US Defence Secretary Chuck Hagel said it was the Iraqi government that had requested US assistance in providing the peshmerga with more arms.

"We are -- American forces, through CENTCOM -- are helping get that equipment to Arbil," he said.

Obama had made it clear he thought no effective and coordinated anti-jihadist counter-offensive could take place while Maliki was still in charge.

But the 64-year-old Shiite leader appeared determined to pull every stop to stay in power for a third term.

Zaid al-Ali, an Iraqi lawyer and the author of The Struggle for Iraq's Future, said Maliki had some reasons to worry about his future if he relinquishes power.

"There's been so much blood, so much suffering over the past few years, he's going to be a marked man," he said.

Surrounded by 30-odd loyalists from his Shiite bloc, Maliki gave a speech denouncing Abadi's nomination as a violation of the constitution.

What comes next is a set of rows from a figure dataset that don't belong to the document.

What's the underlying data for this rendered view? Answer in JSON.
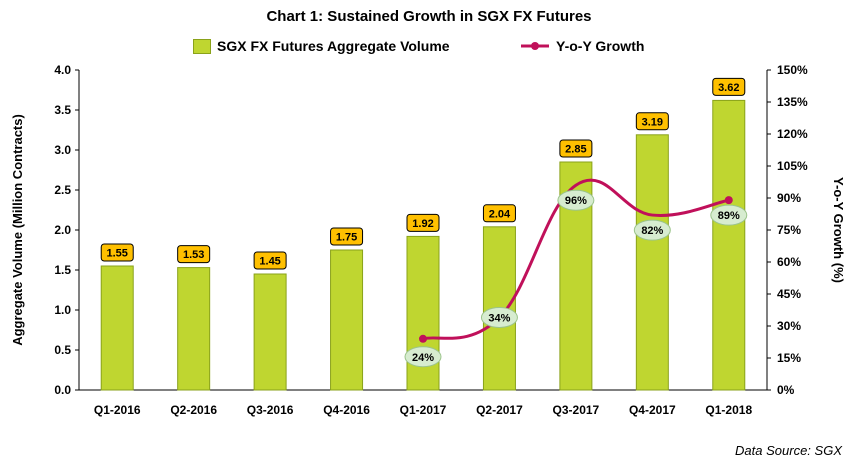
{
  "chart_data": {
    "type": "bar",
    "title": "Chart 1: Sustained Growth in SGX FX Futures",
    "categories": [
      "Q1-2016",
      "Q2-2016",
      "Q3-2016",
      "Q4-2016",
      "Q1-2017",
      "Q2-2017",
      "Q3-2017",
      "Q4-2017",
      "Q1-2018"
    ],
    "series": [
      {
        "name": "SGX FX Futures Aggregate Volume",
        "type": "bar",
        "axis": "left",
        "values": [
          1.55,
          1.53,
          1.45,
          1.75,
          1.92,
          2.04,
          2.85,
          3.19,
          3.62
        ],
        "labels": [
          "1.55",
          "1.53",
          "1.45",
          "1.75",
          "1.92",
          "2.04",
          "2.85",
          "3.19",
          "3.62"
        ]
      },
      {
        "name": "Y-o-Y Growth",
        "type": "line",
        "axis": "right",
        "values": [
          null,
          null,
          null,
          null,
          24,
          34,
          96,
          82,
          89
        ],
        "labels": [
          "",
          "",
          "",
          "",
          "24%",
          "34%",
          "96%",
          "82%",
          "89%"
        ]
      }
    ],
    "ylabel": "Aggregate Volume (Million Contracts)",
    "ylabel_right": "Y-o-Y Growth (%)",
    "ylim": [
      0,
      4.0
    ],
    "ylim_right": [
      0,
      150
    ],
    "yticks": [
      "0.0",
      "0.5",
      "1.0",
      "1.5",
      "2.0",
      "2.5",
      "3.0",
      "3.5",
      "4.0"
    ],
    "yticks_right": [
      "0%",
      "15%",
      "30%",
      "45%",
      "60%",
      "75%",
      "90%",
      "105%",
      "120%",
      "135%",
      "150%"
    ],
    "legend_position": "top-center",
    "grid": false
  },
  "source_note": "Data Source: SGX",
  "colors": {
    "bar_fill": "#bfd630",
    "bar_stroke": "#8aa21a",
    "bar_label_fill": "#ffc000",
    "line": "#c0105a",
    "growth_label_fill": "#d7ecd0",
    "growth_label_stroke": "#9bc48b"
  }
}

Maliki, who worked hand in glove with the US when it occupied Iraq, accused Washington of now working to undermine him.

But, even if he could still complicate the handover of power, he looked more isolated than ever, despite deploying special forces and armoured vehicles across strategic locations in Baghdad.

The UN's top envoy in Iraq called on the security forces to "refrain from actions that may be seen as interference in matters related to the democratic transfer of political authority".

"The only lasting solution is for Iraqis to come together and form an inclusive government," Obama told reporters on Monday.

While Maliki's Shiite militias and Iraq's armed forces have tried to battle IS fighters, the outgoing premier is seen by many as partly to blame for the crisis for having alienated the Sunni minority.

Further south, people in a Sunni Arab neighbourhood of the city of Baquba gathered in the street on Monday and fired shots in the air to celebrate Maliki's political defeat.

Abadi, a Shiite politician considered close to Maliki, was born in Baghdad in 1952 and returned from British exile in 2003 when US-led forces toppled Saddam Hussein.